＜Exhibition＞ Taro Okamoto. The Original Image of Japan. Taro Okamoto Memorial Museum until February 24, 2020. Photos by the artist of his journey through Jōmon, Tōhoku and Okinawa.
“The Original Image of Japan”, an exhibition of photographs by internationally renowned surrealist artist, Tarō Okamoto, will be held at Tokyo’s Taro Okamoto Memorial Museum (6-1-19 Aoyama, Minato-ku) until February 24th, 2020.
Taro Okamoto (1911-1996) is well-known for the “Tower of the Sun” sculptural building that became the symbol of Osaka’s Expo ’70.
The photographs in this exhibition, taken in the 1950s and 60s, document Okamoto’s yearning for Japan’s prehistoric Jōmon culture, and his travels through poverty-stricken Tōhoku and US-occupied Okinawa in search of the true Japanese essence.

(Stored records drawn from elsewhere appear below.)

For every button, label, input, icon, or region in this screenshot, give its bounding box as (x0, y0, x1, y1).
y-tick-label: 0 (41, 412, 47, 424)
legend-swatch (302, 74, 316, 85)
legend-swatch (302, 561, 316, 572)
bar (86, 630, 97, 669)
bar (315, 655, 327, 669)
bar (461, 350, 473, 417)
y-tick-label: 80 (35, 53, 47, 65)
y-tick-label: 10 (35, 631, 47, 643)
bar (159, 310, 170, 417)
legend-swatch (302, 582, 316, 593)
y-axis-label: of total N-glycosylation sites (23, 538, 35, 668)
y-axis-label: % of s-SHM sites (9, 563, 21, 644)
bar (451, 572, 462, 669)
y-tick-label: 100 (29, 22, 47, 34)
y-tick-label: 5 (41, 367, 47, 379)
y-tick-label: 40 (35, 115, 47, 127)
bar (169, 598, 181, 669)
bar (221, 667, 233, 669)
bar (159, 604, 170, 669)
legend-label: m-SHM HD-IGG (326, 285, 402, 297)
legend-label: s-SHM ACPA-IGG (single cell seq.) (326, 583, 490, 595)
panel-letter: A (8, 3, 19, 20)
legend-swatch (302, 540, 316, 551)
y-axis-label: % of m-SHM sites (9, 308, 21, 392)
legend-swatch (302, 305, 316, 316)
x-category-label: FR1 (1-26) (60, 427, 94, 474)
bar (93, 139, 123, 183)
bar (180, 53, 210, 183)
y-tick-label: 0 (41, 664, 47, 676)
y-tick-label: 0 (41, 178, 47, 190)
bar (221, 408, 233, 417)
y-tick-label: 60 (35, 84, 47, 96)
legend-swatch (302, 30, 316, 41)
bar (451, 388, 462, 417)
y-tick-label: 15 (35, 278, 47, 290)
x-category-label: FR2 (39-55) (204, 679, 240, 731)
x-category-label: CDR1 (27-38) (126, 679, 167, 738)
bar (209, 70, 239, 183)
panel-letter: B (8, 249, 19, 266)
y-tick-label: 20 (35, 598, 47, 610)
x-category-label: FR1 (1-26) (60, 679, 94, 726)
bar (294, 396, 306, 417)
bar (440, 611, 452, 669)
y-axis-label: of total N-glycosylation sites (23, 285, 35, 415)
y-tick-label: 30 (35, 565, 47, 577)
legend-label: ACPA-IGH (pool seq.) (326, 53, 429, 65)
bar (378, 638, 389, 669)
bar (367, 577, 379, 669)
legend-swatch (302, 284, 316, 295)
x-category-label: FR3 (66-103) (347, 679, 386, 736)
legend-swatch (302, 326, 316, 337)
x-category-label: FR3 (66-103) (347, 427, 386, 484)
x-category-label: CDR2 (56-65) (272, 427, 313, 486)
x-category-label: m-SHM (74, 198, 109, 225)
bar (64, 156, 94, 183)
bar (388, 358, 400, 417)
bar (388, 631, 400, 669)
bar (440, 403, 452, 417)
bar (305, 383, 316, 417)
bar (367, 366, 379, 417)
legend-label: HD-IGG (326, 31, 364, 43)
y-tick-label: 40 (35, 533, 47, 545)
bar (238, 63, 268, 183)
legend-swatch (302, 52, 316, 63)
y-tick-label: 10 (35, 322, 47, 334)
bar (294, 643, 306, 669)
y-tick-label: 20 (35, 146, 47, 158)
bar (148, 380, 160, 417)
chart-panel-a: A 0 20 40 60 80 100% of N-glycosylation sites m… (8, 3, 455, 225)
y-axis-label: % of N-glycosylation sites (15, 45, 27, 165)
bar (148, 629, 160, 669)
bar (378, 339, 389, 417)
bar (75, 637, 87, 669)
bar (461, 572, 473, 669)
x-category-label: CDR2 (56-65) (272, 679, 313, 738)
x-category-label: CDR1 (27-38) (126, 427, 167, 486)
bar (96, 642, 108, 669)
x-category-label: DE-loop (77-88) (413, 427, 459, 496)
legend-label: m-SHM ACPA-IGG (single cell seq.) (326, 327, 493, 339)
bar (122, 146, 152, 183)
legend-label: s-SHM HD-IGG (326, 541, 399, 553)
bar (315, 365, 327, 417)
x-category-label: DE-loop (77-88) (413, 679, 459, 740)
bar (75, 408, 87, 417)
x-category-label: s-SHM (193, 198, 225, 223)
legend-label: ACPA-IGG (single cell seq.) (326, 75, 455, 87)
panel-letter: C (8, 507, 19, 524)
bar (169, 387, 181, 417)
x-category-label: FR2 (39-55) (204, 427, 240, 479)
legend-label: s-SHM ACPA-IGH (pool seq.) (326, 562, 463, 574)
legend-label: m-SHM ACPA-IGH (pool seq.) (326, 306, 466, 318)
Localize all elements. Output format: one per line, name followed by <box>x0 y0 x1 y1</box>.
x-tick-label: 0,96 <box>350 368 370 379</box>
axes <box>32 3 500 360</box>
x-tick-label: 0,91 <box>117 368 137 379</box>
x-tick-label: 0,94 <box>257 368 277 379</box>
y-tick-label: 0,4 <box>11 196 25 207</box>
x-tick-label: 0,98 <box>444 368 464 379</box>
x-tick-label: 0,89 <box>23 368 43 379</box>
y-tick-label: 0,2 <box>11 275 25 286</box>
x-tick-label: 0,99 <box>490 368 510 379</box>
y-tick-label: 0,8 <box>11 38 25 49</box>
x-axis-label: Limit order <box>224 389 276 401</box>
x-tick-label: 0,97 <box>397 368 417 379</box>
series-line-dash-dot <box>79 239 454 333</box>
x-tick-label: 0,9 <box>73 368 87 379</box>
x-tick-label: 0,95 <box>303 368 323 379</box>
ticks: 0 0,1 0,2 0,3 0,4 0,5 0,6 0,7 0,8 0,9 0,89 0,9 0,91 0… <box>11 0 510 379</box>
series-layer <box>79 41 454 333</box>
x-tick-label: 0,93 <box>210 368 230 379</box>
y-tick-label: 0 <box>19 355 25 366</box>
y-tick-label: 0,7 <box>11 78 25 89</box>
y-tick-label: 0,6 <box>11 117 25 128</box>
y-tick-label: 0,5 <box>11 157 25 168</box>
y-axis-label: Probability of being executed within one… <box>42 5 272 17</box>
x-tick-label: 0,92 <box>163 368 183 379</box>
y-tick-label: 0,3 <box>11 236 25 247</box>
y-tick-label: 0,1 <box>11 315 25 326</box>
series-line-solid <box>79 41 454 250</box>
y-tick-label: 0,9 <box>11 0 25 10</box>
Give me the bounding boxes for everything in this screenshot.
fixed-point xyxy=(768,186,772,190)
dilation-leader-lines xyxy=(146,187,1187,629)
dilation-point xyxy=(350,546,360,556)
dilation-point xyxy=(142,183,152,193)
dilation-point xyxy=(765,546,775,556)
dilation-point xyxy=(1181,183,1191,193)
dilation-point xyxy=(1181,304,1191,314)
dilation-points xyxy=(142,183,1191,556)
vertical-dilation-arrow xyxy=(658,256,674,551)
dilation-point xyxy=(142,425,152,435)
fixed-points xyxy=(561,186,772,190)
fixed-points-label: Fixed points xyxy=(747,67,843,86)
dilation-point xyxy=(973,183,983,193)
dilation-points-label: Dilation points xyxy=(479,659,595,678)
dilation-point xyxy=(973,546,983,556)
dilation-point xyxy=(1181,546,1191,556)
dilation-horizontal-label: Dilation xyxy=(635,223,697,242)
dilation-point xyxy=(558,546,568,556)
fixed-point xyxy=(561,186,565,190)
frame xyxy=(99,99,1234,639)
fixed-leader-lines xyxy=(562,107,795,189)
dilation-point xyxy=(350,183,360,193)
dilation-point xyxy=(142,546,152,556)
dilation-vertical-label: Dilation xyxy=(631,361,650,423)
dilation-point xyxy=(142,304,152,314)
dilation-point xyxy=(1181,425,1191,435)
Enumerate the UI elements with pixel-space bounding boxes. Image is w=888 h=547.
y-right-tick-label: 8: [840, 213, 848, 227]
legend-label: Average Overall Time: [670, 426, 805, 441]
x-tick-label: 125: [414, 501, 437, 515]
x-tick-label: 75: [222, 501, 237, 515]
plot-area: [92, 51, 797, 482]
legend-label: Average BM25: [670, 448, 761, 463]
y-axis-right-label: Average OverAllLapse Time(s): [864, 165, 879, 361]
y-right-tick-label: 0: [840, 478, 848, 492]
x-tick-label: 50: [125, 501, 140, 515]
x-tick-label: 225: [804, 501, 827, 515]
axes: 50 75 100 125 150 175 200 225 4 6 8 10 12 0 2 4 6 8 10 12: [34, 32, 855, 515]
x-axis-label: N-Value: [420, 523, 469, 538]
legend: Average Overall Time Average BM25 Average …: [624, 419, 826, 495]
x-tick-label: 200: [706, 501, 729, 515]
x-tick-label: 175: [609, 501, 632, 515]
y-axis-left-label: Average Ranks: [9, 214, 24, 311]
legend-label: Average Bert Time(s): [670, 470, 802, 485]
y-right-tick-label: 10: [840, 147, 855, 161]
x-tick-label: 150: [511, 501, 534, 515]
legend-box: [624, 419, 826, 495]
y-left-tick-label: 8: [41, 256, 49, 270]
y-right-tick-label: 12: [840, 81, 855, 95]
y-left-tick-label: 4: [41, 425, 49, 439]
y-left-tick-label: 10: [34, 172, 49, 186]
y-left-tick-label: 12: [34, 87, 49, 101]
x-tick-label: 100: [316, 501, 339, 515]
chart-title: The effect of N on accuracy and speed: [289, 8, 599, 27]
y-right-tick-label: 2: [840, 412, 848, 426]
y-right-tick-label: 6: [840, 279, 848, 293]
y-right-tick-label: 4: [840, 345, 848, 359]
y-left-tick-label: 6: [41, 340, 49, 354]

This is what Akiomi Hirano, director of the museum, has to say about the current exhibition:
“Taro Okamoto was a person who continually asked the question, ‘What is Japan?’ Having decided to leave Paris and return home to fight for Japan, Taro had a fateful encounter one day in November 1951. It occurred at the Tokyo National Museum when he came across some Jōmon-period pottery. The primitive yet sturdy bounty of a hunting people who pursued game in their struggle to survive, their strong vitality representing a magical spirit that conversed with an invisible force. When Taro discovered this aesthetic, which is the complete opposite of the restraint displayed by traditional Japanese beauty, he felt sure that, ‘This is the true Japan.’ Approximately five years later, he set out on a journey to discover the true essence of Japanese culture and at his first destination, the Tōhoku region, he encountered the ‘magical spirit’ of primitive Japan. In this poverty-stricken part of the country, that is cut off from the rest of the country during the winter months, he caught a glimpse of the original image of Japan. Two years later, in 1959, he traveled to Okinawa prior to its restoration to Japanese rule, and what he discovered there was the ‘Japan’ that contemporary people had pushed to one side and lost. In the pure lives of the Okinawan people he could discern his own roots and those of the whole Japanese race. This discovery must have delighted him. Taro’s journey through the Jōmon, Tōhoku, Okinawa…was a voyage of discovery in search for ‘the original Japan’, ‘the forgotten Japan’, or to put it another way, ‘the real Japan.’ The music played in the quiet exhibition hall is made originally by jazz bassist Takashi Sugawa. We hope that you will come and see the ‘deep, rich Japan’ that caught his eye through this exhibition of the photographs taken by Taro himself.”
Akiomi Hirano, Director, Taro Okamoto Memorial Museum
Period: October 30, 2019 – February 24, 2020.
Times: 10:11 – 18:00 (last admission 17:30)
Closed: Tuesdays (except on public holidays). Closed December 28, 2019 – January 4, 2020.
Access: 8 minutes’ walk from Omote-Sando Station on the Tokyo Metro Ginza, Chiyōda and Hanzōmon subway lines.
Admission: General 650 yen; Elementary school students 300 yen.